Karel segera naik ke atas, menghampiri Bagas yang sedang duduk di teras balkon kamarnya. Tanpa mengetuk pintu, atau menyapa terlebih dahulu. Lagipula, tidak dikunci. Didapatinya sosok Bagas tengah melamun, membuang jauh pandangannya pada hamparan bintang yang bersinar begitu terang.

''Woy!!!'' Bagas terlonjak, sumpah mati ia benar-benar terkejut. Matanya melotot maksimal, ia shock atas keberadan karibnya itu secara tiba-tiba.

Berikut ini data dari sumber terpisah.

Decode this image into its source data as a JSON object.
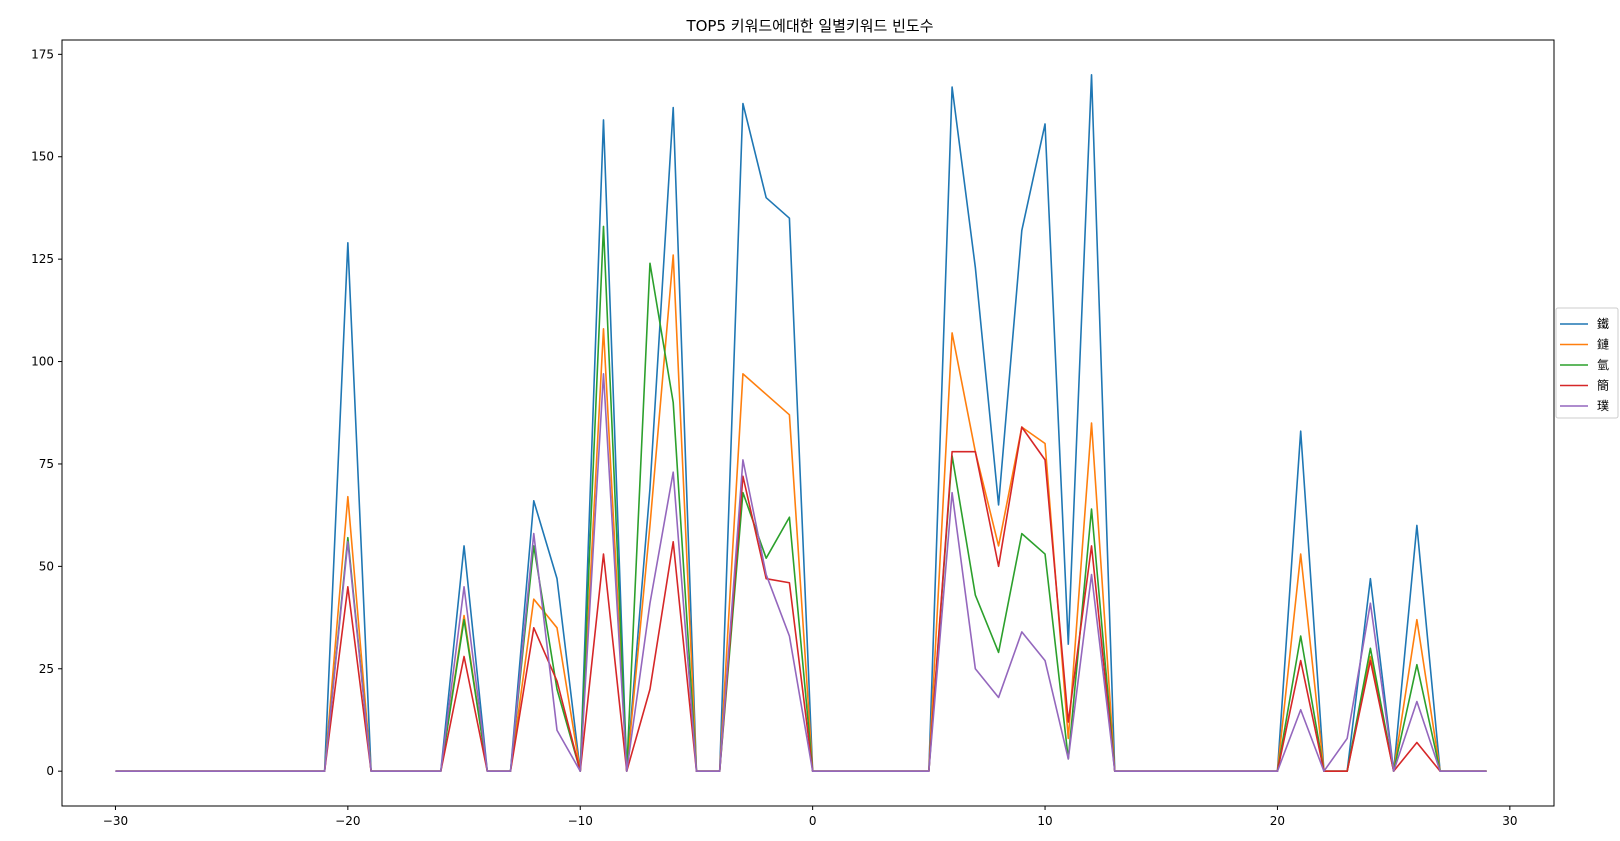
{
  "chart_data": {
    "type": "line",
    "title": "TOP5 키워드에대한 일별키워드 빈도수",
    "xlabel": "",
    "ylabel": "",
    "xlim": [
      -32.3,
      31.9
    ],
    "ylim": [
      -8.5,
      178.5
    ],
    "xticks": [
      -30,
      -20,
      -10,
      0,
      10,
      20,
      30
    ],
    "xtick_labels": [
      "−30",
      "−20",
      "−10",
      "0",
      "10",
      "20",
      "30"
    ],
    "yticks": [
      0,
      25,
      50,
      75,
      100,
      125,
      150,
      175
    ],
    "ytick_labels": [
      "0",
      "25",
      "50",
      "75",
      "100",
      "125",
      "150",
      "175"
    ],
    "grid": false,
    "legend_position": "right",
    "x": [
      -30,
      -29,
      -28,
      -27,
      -26,
      -25,
      -24,
      -23,
      -22,
      -21,
      -20,
      -19,
      -18,
      -17,
      -16,
      -15,
      -14,
      -13,
      -12,
      -11,
      -10,
      -9,
      -8,
      -7,
      -6,
      -5,
      -4,
      -3,
      -2,
      -1,
      0,
      1,
      2,
      3,
      4,
      5,
      6,
      7,
      8,
      9,
      10,
      11,
      12,
      13,
      14,
      15,
      16,
      17,
      18,
      19,
      20,
      21,
      22,
      23,
      24,
      25,
      26,
      27,
      28,
      29
    ],
    "series": [
      {
        "name": "鐵",
        "color": "#1f77b4",
        "values": [
          0,
          0,
          0,
          0,
          0,
          0,
          0,
          0,
          0,
          0,
          129,
          0,
          0,
          0,
          0,
          55,
          0,
          0,
          66,
          47,
          0,
          159,
          0,
          69,
          162,
          0,
          0,
          163,
          140,
          135,
          0,
          0,
          0,
          0,
          0,
          0,
          167,
          123,
          65,
          132,
          158,
          31,
          170,
          0,
          0,
          0,
          0,
          0,
          0,
          0,
          0,
          83,
          0,
          0,
          47,
          0,
          60,
          0,
          0,
          0
        ]
      },
      {
        "name": "鏈",
        "color": "#ff7f0e",
        "values": [
          0,
          0,
          0,
          0,
          0,
          0,
          0,
          0,
          0,
          0,
          67,
          0,
          0,
          0,
          0,
          38,
          0,
          0,
          42,
          35,
          0,
          108,
          0,
          60,
          126,
          0,
          0,
          97,
          92,
          87,
          0,
          0,
          0,
          0,
          0,
          0,
          107,
          78,
          55,
          84,
          80,
          8,
          85,
          0,
          0,
          0,
          0,
          0,
          0,
          0,
          0,
          53,
          0,
          0,
          28,
          0,
          37,
          0,
          0,
          0
        ]
      },
      {
        "name": "氫",
        "color": "#2ca02c",
        "values": [
          0,
          0,
          0,
          0,
          0,
          0,
          0,
          0,
          0,
          0,
          57,
          0,
          0,
          0,
          0,
          37,
          0,
          0,
          55,
          20,
          0,
          133,
          0,
          124,
          90,
          0,
          0,
          68,
          52,
          62,
          0,
          0,
          0,
          0,
          0,
          0,
          77,
          43,
          29,
          58,
          53,
          3,
          64,
          0,
          0,
          0,
          0,
          0,
          0,
          0,
          0,
          33,
          0,
          0,
          30,
          0,
          26,
          0,
          0,
          0
        ]
      },
      {
        "name": "簡",
        "color": "#d62728",
        "values": [
          0,
          0,
          0,
          0,
          0,
          0,
          0,
          0,
          0,
          0,
          45,
          0,
          0,
          0,
          0,
          28,
          0,
          0,
          35,
          22,
          0,
          53,
          0,
          20,
          56,
          0,
          0,
          72,
          47,
          46,
          0,
          0,
          0,
          0,
          0,
          0,
          78,
          78,
          50,
          84,
          76,
          12,
          55,
          0,
          0,
          0,
          0,
          0,
          0,
          0,
          0,
          27,
          0,
          0,
          27,
          0,
          7,
          0,
          0,
          0
        ]
      },
      {
        "name": "璞",
        "color": "#9467bd",
        "values": [
          0,
          0,
          0,
          0,
          0,
          0,
          0,
          0,
          0,
          0,
          56,
          0,
          0,
          0,
          0,
          45,
          0,
          0,
          58,
          10,
          0,
          97,
          0,
          41,
          73,
          0,
          0,
          76,
          48,
          33,
          0,
          0,
          0,
          0,
          0,
          0,
          68,
          25,
          18,
          34,
          27,
          3,
          48,
          0,
          0,
          0,
          0,
          0,
          0,
          0,
          0,
          15,
          0,
          8,
          41,
          0,
          17,
          0,
          0,
          0
        ]
      }
    ]
  }
}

''Gas? Ekspresi lo gitu amat? Kaget, ya?'' tanyanya polos. Bagas yang masih dengan keterkejutannya mengerutkan kening atas pertanyaan bodoh yang dilontarkan Karel. Ia mengelus dada, mengetes apakah detak jantungnya masih ada?

''Hahaha.. Jelek sumpah!''

''Apanya yang jelek?'' tanya Bagas heran, Karel tak menjawab, ia malah tertawa terbahak-bahak. Bagas mendengus kesal, rasanya ia ingin mencekik karibnya ini. Lalu membuang jasadnya ke sungai Amazon.

''Ekspresi lo! Jelek banget sumpah! Hahahaah.. Tapi, gak ada yang lebih jelek dari ini, Gas?''

''Weh.. Lo ngeselin nih, dateng-dateng ngagetin gue, terus nyela gue sekarang. Bagus.. Bagus..''

''Hahaha.. Abisan lo sih, ekpresinya gitu amat. Yang ganteng gitu Gas kalo lagi kaget tuh,''

''Lah namana orang kaget emang kudu gimana ekspresinya? Namanya spontan yaa begitu jadinya,'' Karel masih tertawa. Lalu ia mendekatkan wajahnya pada Bagas. Ia berdehem, ''Mau gue contohin? Kaget yang ganteng itu gimana?'' tanyanya dengan mimik wajah yang serius. Bagas mengangguk cepat.

''Wih.. Sok ganteng. Gimana coba?''

''Kagetin gue dulu?'' Bagas mengerutkan keningnya, apakah ia sedang dibodoh-bodohi oleh Karel?

''Oke.. Hmmh.. DOR!!'' Bagas menghentakan kaki dengan keras. Terlihat ekpresi wajah Karel yang dibuat terkejut. Mulutnya sedikit menganga dengan senyuman rekayasa ala Karel. Bagas memicingkan matanya.

''Gimana? Ganteng kan kaget gue?'' tanya Karel beberapa detik kemudian. Seiring dengan pertanyaan Karel, Bagas langsung tertawa sampai guling-guling di kasur. Memegangi perut dengan sebelah tangannya.

''Yaaa..yaaa..yaaa..yaaa...., Bego. Itu bukan ekspresi ganteng, tapi tablo! Hahahahaha..'' Bagas terus saja tertawa, setelah saat sebelumnya ia di tertawakan oleh Karel.

''Hhhh.. Terserah lo ah, lo ketawa guling-guling gitu masa milihnya di kasur. Tawa ya tawa aja, ga usah lari dulu ke kasur. Hahahaha..'' Karel ikut tertawa. Menertawakan atas kebodohan yang ia dan Bagas lakukan.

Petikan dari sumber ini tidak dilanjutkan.